Job Market Paper
The Expenditure Channel of Monetary Policy
I study the redistributive effects of monetary policy generated by differences in expenditure choices over goods. Necessities, which feature low expenditure elasticities, and are therefore consumed relatively more by poorer households, have a higher frequency of price adjustments relative to luxuries. I develop a multisector monetary model with incomplete markets to quantify the effects of monetary shocks on consumption for households with different levels of labor income and financial wealth. The model can replicate the allocation of expenditure over goods observed in the Consumer Expenditure Survey. Following an expansionary monetary shock, households that are borrowing-constrained and have low labor income experience an increase in consumption 15% lower than the increase predicted by a model that doesn't account for expenditure heterogeneity. This is because they buy goods whose inflation rates respond faster to the shock, and the incompleteness of financial markets precludes intertemporal smoothing for these poorer households.
Work in progress
Asset Pricing with Nonhomothetic Preferences (joint with Andrés Schneider)

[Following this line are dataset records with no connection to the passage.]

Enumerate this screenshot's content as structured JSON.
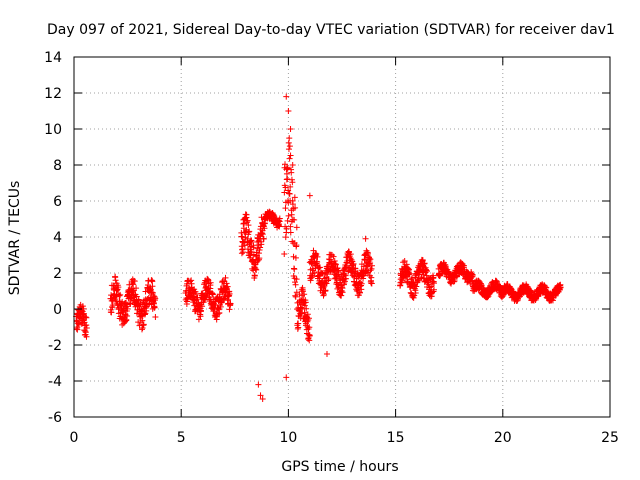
{
  "chart_data": {
    "type": "scatter",
    "title": "Day 097 of 2021, Sidereal Day-to-day VTEC variation (SDTVAR) for receiver dav1",
    "xlabel": "GPS time / hours",
    "ylabel": "SDTVAR / TECUs",
    "xlim": [
      0,
      25
    ],
    "ylim": [
      -6,
      14
    ],
    "x_ticks": [
      0,
      5,
      10,
      15,
      20,
      25
    ],
    "y_ticks": [
      -6,
      -4,
      -2,
      0,
      2,
      4,
      6,
      8,
      10,
      12,
      14
    ],
    "grid": true,
    "marker": "+",
    "marker_color": "#ff0000",
    "series": [
      {
        "name": "SDTVAR",
        "segments": [
          {
            "x_start": 0.1,
            "x_end": 0.6,
            "y_center": -0.8,
            "spread": 1.3
          },
          {
            "x_start": 1.7,
            "x_end": 3.8,
            "y_center": 0.3,
            "spread": 1.5
          },
          {
            "x_start": 5.2,
            "x_end": 7.3,
            "y_center": 0.6,
            "spread": 1.2
          },
          {
            "x_start": 7.8,
            "x_end": 8.9,
            "y_center": 3.5,
            "spread": 1.8
          },
          {
            "x_start": 8.9,
            "x_end": 9.6,
            "y_center": 5.0,
            "spread": 0.5
          },
          {
            "x_start": 9.8,
            "x_end": 10.4,
            "y_center": 5.0,
            "spread": 5.0
          },
          {
            "x_start": 10.4,
            "x_end": 11.0,
            "y_center": -0.5,
            "spread": 1.8
          },
          {
            "x_start": 11.0,
            "x_end": 13.9,
            "y_center": 2.0,
            "spread": 1.3
          },
          {
            "x_start": 15.2,
            "x_end": 16.8,
            "y_center": 1.7,
            "spread": 1.1
          },
          {
            "x_start": 17.0,
            "x_end": 18.6,
            "y_center": 2.0,
            "spread": 0.6
          },
          {
            "x_start": 18.6,
            "x_end": 20.0,
            "y_center": 1.1,
            "spread": 0.5
          },
          {
            "x_start": 20.0,
            "x_end": 22.7,
            "y_center": 0.9,
            "spread": 0.5
          }
        ],
        "outliers": [
          {
            "x": 8.6,
            "y": -4.2
          },
          {
            "x": 8.7,
            "y": -4.8
          },
          {
            "x": 8.8,
            "y": -5.0
          },
          {
            "x": 9.9,
            "y": 11.8
          },
          {
            "x": 10.0,
            "y": 11.0
          },
          {
            "x": 10.1,
            "y": 10.0
          },
          {
            "x": 10.2,
            "y": 8.0
          },
          {
            "x": 10.3,
            "y": 6.2
          },
          {
            "x": 9.9,
            "y": -3.8
          },
          {
            "x": 11.0,
            "y": 6.3
          },
          {
            "x": 11.8,
            "y": -2.5
          },
          {
            "x": 13.6,
            "y": 3.9
          }
        ]
      }
    ]
  }
}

Cash Hoarding and Fluctuations in Volatility
Firms that face higher idiosyncratic uncertainty have higher cash-to assets ratios. I propose a mechanism that operates through the incompleteness of financial markets. Firms will accumulate cash to reduce the risk of default. I show that an increase in the variance of the distribution of idiosyncratic productivities leads to an increase in firms' demand for cash. This precautionary motive amplifies the negative effects of uncertainty on misallocation and welfare.